Institut Curie, Ophthalmology Department, Paris.
Institut Curie, PSL University, Inserm U1288, Laboratoire d'Imagerie Translationnelle en Oncologie, Orsay.
Curr Opin Oncol. 2021 Sep 1;33(5):420-431. doi: 10.1097/CCO.0000000000000776.
The aim of this study was to highlight the diagnostic and management challenges of primary vitreoretinal lymphoma (PVRL) through a review of the literature and a European survey on real-life practices for PVRL.
The care of PVRL patients is heterogeneous between specialists and countries. Upfront systemic treatment based on high-dose methotrexate chemotherapy, with or without local treatment, might reduce or delay the risk of brain relapse.Ibrutinib, lenalidomide with or without rituximab, and temozolomide are effective for patients with relapsed/refractory PVRL and should be tested as first-line treatments.
The prognosis of PVRL remains dismal. No firm conclusion regarding optimal treatment can yet be drawn. The risk of brain relapse remains high. Diagnostic procedures and assessment of therapeutic responses need to be homogenized. Collaboration between specialists involved in PVRL and multicentric prospective therapeutic studies are strongly needed. The recommendations of the French group for primary oculocerebral lymphoma (LOC network) are provided, as a basis for further European collaborative work.

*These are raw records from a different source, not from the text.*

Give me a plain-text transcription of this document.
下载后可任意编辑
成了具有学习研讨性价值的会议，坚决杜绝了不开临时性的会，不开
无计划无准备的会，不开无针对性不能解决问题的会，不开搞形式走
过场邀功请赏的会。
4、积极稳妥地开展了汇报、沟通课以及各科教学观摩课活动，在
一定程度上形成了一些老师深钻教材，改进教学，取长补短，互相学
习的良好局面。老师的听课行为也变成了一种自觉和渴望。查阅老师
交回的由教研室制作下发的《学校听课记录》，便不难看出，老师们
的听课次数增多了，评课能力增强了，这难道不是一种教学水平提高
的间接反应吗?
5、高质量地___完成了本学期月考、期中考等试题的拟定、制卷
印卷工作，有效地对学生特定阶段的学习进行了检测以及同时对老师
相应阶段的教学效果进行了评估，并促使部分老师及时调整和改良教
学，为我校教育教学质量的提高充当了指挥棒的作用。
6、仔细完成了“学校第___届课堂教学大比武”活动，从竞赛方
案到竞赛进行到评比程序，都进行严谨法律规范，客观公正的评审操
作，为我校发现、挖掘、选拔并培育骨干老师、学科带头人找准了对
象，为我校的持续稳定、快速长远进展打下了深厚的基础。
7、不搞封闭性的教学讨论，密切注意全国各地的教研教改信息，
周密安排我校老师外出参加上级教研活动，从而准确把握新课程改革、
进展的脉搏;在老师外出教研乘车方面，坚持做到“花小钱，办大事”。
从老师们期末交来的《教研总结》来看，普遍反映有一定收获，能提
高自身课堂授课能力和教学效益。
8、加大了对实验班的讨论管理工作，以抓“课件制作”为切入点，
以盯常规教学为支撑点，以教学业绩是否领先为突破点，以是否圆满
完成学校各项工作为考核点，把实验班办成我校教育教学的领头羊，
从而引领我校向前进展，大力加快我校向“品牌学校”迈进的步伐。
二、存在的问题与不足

本研究旨在通过文献复习和欧洲真实世界原发性眼内淋巴瘤(PVRL)实践调查,强调 PVRL 的诊断和治疗挑战。
PVRL 患者的治疗在专家和国家之间存在差异。基于大剂量甲氨蝶呤化疗的初始系统性治疗,联合或不联合局部治疗,可能会降低或延迟脑复发的风险。伊布替尼、来那度胺联合或不联合利妥昔单抗、替莫唑胺对复发性/难治性 PVRL 患者有效,应作为一线治疗进行检测。
PVRL 的预后仍然很差。目前还不能确定最佳治疗方法。脑复发的风险仍然很高。诊断程序和治疗反应的评估需要标准化。需要在参与 PVRL 的专家之间进行合作,并开展多中心前瞻性治疗研究。本文提供了法国原发性眼脑淋巴瘤小组(LOC 网络)的建议,作为进一步开展欧洲合作的基础。